The easiest way to find performances is through the link above and then by checking the setlist pages for embedded recordings. If there are none there, you may find one has simply not yet been added from the King Gizzard Live Spreadsheet (thanks @Gizzhenge), where in the vast majority of cases you can manually find it (if a recording is available at all).
In the hope of being able to clearly describe what sets particular versions apart from others, I have done a little analysis.
Please describe the song however you feel is natural, this is by no means definitive but just my way of breaking down the song through repeated listens of the studio version and comparison with how they use it’s structure during live performances:
I’ve come to think of the very first bit of music you hear (‘da nana da na na’ on guitar) as the ‘Brubeck pattern’. It’s basically the musical core of the song, and it’s the part that sounds most like it’s inspiration, Dave Brubeck/Paul Desmond’s Take Five, in both melodic shape and rhythm. The intro ends with a satisfied ‘ahhhh’ from Stu.
Part 1 - ‘In the zone’ (0:30-2:49):
This is the first of two lyrical sections, beginning on “Once you’re in the zone”. It sounds bright and bubbly, and it ends after the repetitions of ‘down dowwwn’.
Part 2 - ‘Stone flow’ (2:50-6:17):
This is the main instrumental section. It has a much colder, river-rapids vibe and is usually the basis for live jamming.
It features several distinctive riffs that serve as anchor points in jams, such as when the flow really kicks in at 3:12 with one that has a sort of sprinkling/splashing sound.
Another is the scale-based one at 4:50 that Gizzhendge describes as having the sense of paddling upstream.
The flow ebbs at about 5:10 and these are the parts that often signify the end of live jams, such as the ‘rippling’ sounds at 5:22.

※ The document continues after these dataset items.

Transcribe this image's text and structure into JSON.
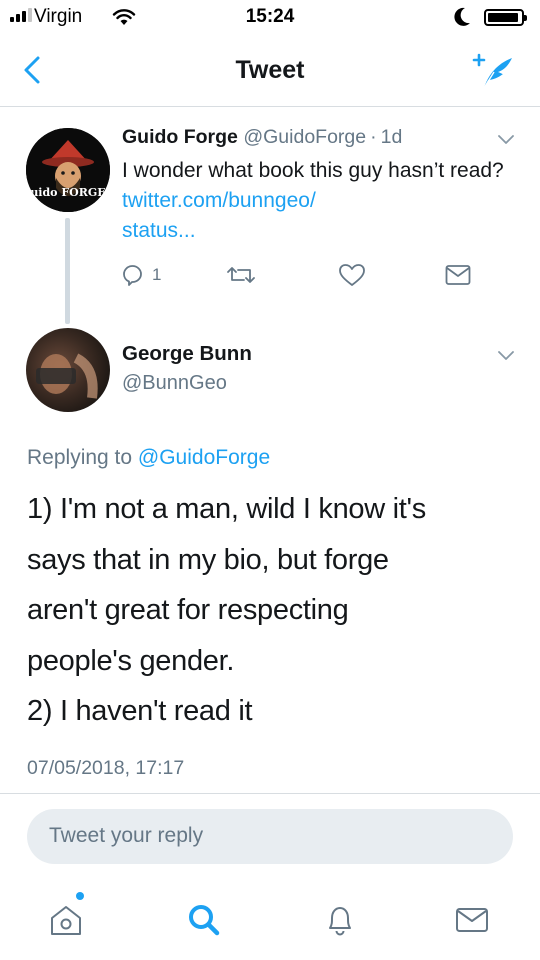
{
  "status_bar": {
    "carrier": "Virgin",
    "time": "15:24"
  },
  "nav": {
    "title": "Tweet"
  },
  "parent_tweet": {
    "name": "Guido Forge",
    "handle": "@GuidoForge",
    "separator": "·",
    "age": "1d",
    "text": "I wonder what book this guy hasn’t read?",
    "link": "twitter.com/bunngeo/",
    "link_cont": "status...",
    "reply_count": "1",
    "avatar_text": "uido FORGE"
  },
  "tweet": {
    "name": "George Bunn",
    "handle": "@BunnGeo",
    "replying_prefix": "Replying to",
    "replying_to": "@GuidoForge",
    "body": "1) I'm not a man, wild I know it's\nsays that in my bio, but forge\naren't great for respecting\npeople's gender.\n2) I haven't read it",
    "timestamp": "07/05/2018, 17:17"
  },
  "reply": {
    "placeholder": "Tweet your reply"
  },
  "tabs": [
    {
      "icon": "home-icon",
      "notification_dot": true
    },
    {
      "icon": "search-icon"
    },
    {
      "icon": "notifications-bell-icon"
    },
    {
      "icon": "messages-envelope-icon"
    }
  ],
  "colors": {
    "accent": "#1da1f2",
    "secondary_text": "#657786",
    "primary_text": "#14171a",
    "divider": "#d8dde1",
    "reply_box": "#e8edf1"
  }
}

At 5:45, they build suspense for part 3 (‘dananananana…’), then echo the intro by going back into the Brubeck pattern before the vocals start again.
Part 3 - ‘Frozen over home’: (6:18-8:14):
This is essentially a repeat of Part 1 with slightly different lyrics that start with “Frozen over home”. Occasionally Stu has notified the band they are about to enter this section by saying that line off-mic, but in practice, the lyrics from the different parts are often chopped and changed seemingly by whatever comes to mind first, particularly when returning after a longer jam.

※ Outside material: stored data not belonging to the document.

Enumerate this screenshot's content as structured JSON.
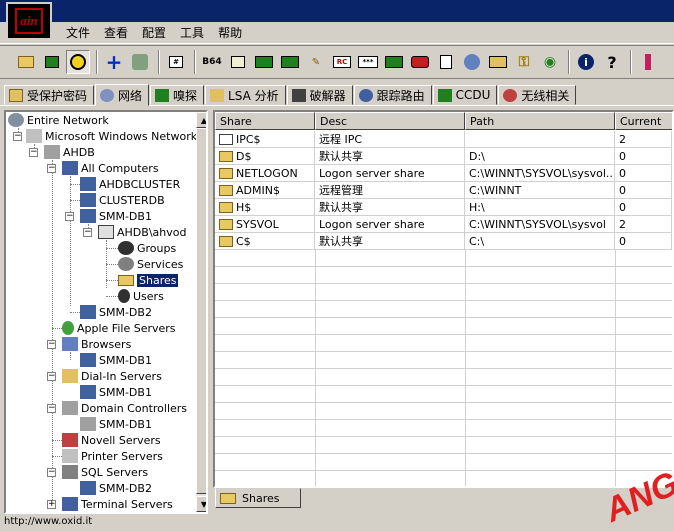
{
  "app": {
    "icon_text": "ain"
  },
  "menu": [
    "文件",
    "查看",
    "配置",
    "工具",
    "帮助"
  ],
  "toolbar": {
    "icons": [
      "open-icon",
      "network-card-icon",
      "sniffer-hazard-icon",
      "add-icon",
      "recycle-icon",
      "hash-icon",
      "base64-icon",
      "lm-hash-icon",
      "mac-icon",
      "pwl-icon",
      "rdp-icon",
      "password-stars-icon",
      "console-icon",
      "mask-icon",
      "certificate-icon",
      "cisco-icon",
      "keychain-icon",
      "key-icon",
      "wireless-icon",
      "info-icon",
      "help-icon"
    ],
    "base64_label": "B64"
  },
  "tabs": [
    {
      "label": "受保护密码",
      "icon": "key-icon"
    },
    {
      "label": "网络",
      "icon": "network-icon",
      "active": true
    },
    {
      "label": "嗅探",
      "icon": "sniffer-icon"
    },
    {
      "label": "LSA 分析",
      "icon": "lsa-icon"
    },
    {
      "label": "破解器",
      "icon": "cracker-icon"
    },
    {
      "label": "跟踪路由",
      "icon": "traceroute-icon"
    },
    {
      "label": "CCDU",
      "icon": "ccdu-icon"
    },
    {
      "label": "无线相关",
      "icon": "wireless-icon"
    }
  ],
  "tree": {
    "entire_network": "Entire Network",
    "windows_network": "Microsoft Windows Network",
    "domain": "AHDB",
    "all_computers": "All Computers",
    "ahdbcluster": "AHDBCLUSTER",
    "clusterdb": "CLUSTERDB",
    "smm_db1": "SMM-DB1",
    "user_node": "AHDB\\ahvod",
    "groups": "Groups",
    "services": "Services",
    "shares": "Shares",
    "users": "Users",
    "smm_db2": "SMM-DB2",
    "apple": "Apple File Servers",
    "browsers": "Browsers",
    "browsers_child": "SMM-DB1",
    "dialin": "Dial-In Servers",
    "dialin_child": "SMM-DB1",
    "dc": "Domain Controllers",
    "dc_child": "SMM-DB1",
    "novell": "Novell Servers",
    "printer": "Printer Servers",
    "sql": "SQL Servers",
    "sql_child": "SMM-DB2",
    "terminal": "Terminal Servers"
  },
  "list": {
    "headers": [
      "Share",
      "Desc",
      "Path",
      "Current"
    ],
    "rows": [
      {
        "share": "IPC$",
        "desc": "远程 IPC",
        "path": "",
        "current": "2",
        "icon": "pipe-icon"
      },
      {
        "share": "D$",
        "desc": "默认共享",
        "path": "D:\\",
        "current": "0",
        "icon": "folder-icon"
      },
      {
        "share": "NETLOGON",
        "desc": "Logon server share",
        "path": "C:\\WINNT\\SYSVOL\\sysvol...",
        "current": "0",
        "icon": "folder-icon"
      },
      {
        "share": "ADMIN$",
        "desc": "远程管理",
        "path": "C:\\WINNT",
        "current": "0",
        "icon": "folder-icon"
      },
      {
        "share": "H$",
        "desc": "默认共享",
        "path": "H:\\",
        "current": "0",
        "icon": "folder-icon"
      },
      {
        "share": "SYSVOL",
        "desc": "Logon server share",
        "path": "C:\\WINNT\\SYSVOL\\sysvol",
        "current": "2",
        "icon": "folder-icon"
      },
      {
        "share": "C$",
        "desc": "默认共享",
        "path": "C:\\",
        "current": "0",
        "icon": "folder-icon"
      }
    ]
  },
  "bottom_tab": "Shares",
  "status": "http://www.oxid.it",
  "watermark": "ANG"
}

Part 4 - ‘Trust in the river’ (8:15-10:10):
The final part serves as an instrumental reprisal and outro. Bass and guitar come together in unison to repeat melodies from vocal lines, such as at 8:40 with the “Trust in the river” lyric. There is another ‘big’ sounding melody at 9:40 that signifies the end of the studio version, but can kick off a solo live.
Is there one definitive performance? Likely not, but let’s sink into the waterfall flow, float down, and find out.